0

A weird thing - i have a dataframe, lets call it ID. While importing xlsx source file, I do .astype({"ID_1": str, "ID_2": str})

Yet, for example instead of 10300 I get 10300.0. Moreover, then I get string "nan" as well.

In order to fix both issues I did this rubbish:

my_df['ID_1'].replace(['None', 'nan'], np.nan, inplace=True)
my_df[my_df['ID_1'].notnull()].ID_1.astype(float).astype(int).astype(str)

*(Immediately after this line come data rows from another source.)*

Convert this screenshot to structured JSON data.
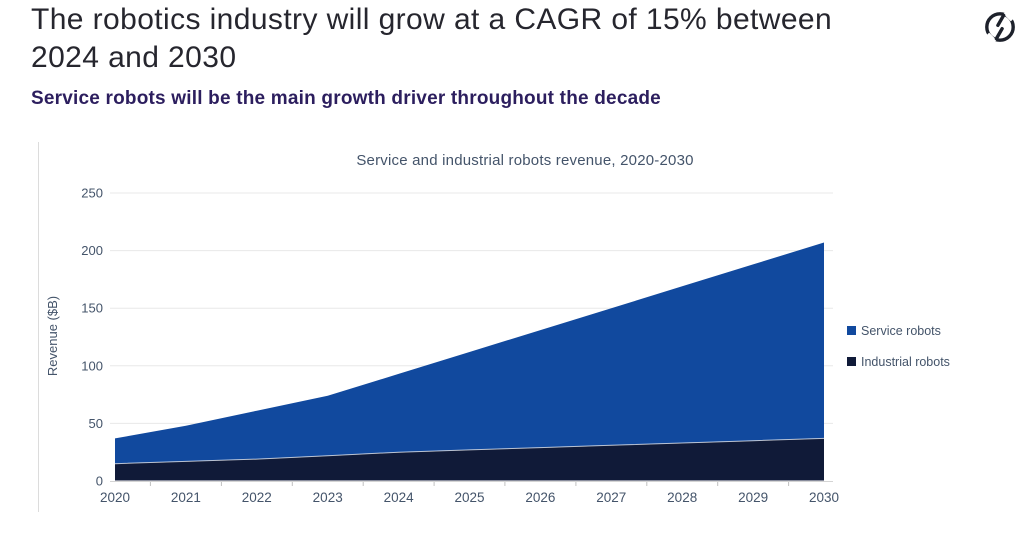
{
  "header": {
    "title_line1": "The robotics industry will grow at a CAGR of 15% between",
    "title_line2": "2024 and 2030",
    "subtitle": "Service robots will be the main growth driver throughout the decade"
  },
  "icons": {
    "logo": "broken-circle-monogram-logo"
  },
  "colors": {
    "title_text": "#26262e",
    "subtitle_text": "#2c1e5e",
    "chart_text": "#44546a",
    "service_blue": "#11499e",
    "industrial_navy": "#101a38",
    "gridline": "#e8e8e8",
    "axis_line": "#d4d4d4",
    "logo_ink": "#1d212b"
  },
  "chart_data": {
    "type": "area",
    "stacked": true,
    "title": "Service and industrial robots revenue, 2020-2030",
    "ylabel": "Revenue ($B)",
    "xlabel": "",
    "categories": [
      2020,
      2021,
      2022,
      2023,
      2024,
      2025,
      2026,
      2027,
      2028,
      2029,
      2030
    ],
    "series": [
      {
        "name": "Service robots",
        "color": "#11499e",
        "values": [
          22,
          31,
          42,
          52,
          68,
          85,
          102,
          119,
          136,
          153,
          170
        ]
      },
      {
        "name": "Industrial robots",
        "color": "#101a38",
        "values": [
          15,
          17,
          19,
          22,
          25,
          27,
          29,
          31,
          33,
          35,
          37
        ]
      }
    ],
    "stack_totals": [
      37,
      48,
      61,
      74,
      93,
      112,
      131,
      150,
      169,
      188,
      207
    ],
    "ylim": [
      0,
      250
    ],
    "yticks": [
      0,
      50,
      100,
      150,
      200,
      250
    ],
    "grid": true,
    "legend_position": "right"
  }
}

As a result I still have these 10300.0 Any thoughts how to fix these? I could keep it as float while importing data, instead of .astype, but it does not change anything.

funkurlif3
  • 21
  • 2
  • Pandas has int-types that allow for missing values: Try `.astype({"ID_1": "Int64", "ID_2": "Int64"})` for example. (Have a look [here](https://pandas.pydata.org/pandas-docs/stable/user_guide/integer_na.html).) – Timus Jul 06 '22 at 12:33

1 Answers1

0

The issue is that int cannot represent NaN value, so pandas converts the column to float.

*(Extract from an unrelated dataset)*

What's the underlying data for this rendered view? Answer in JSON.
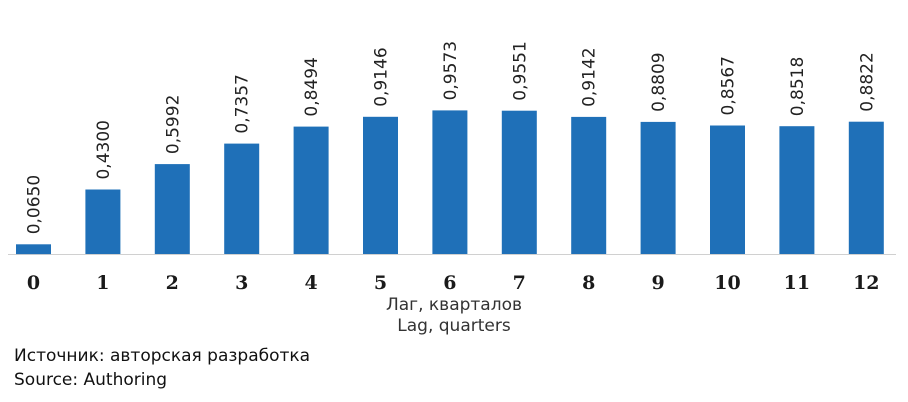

It is a common pitfall, as the presence of additional rows with missing data can change the result of a given row.

You can however pick a specific pandas type to indicate that it is an integer with missing values, see Convert Pandas column containing NaNs to dtype `int`, especially the link https://pandas.pydata.org/pandas-docs/stable/user_guide/integer_na.html

Coding thermodynamist
  • 1,340
  • 1
  • 10
  • 18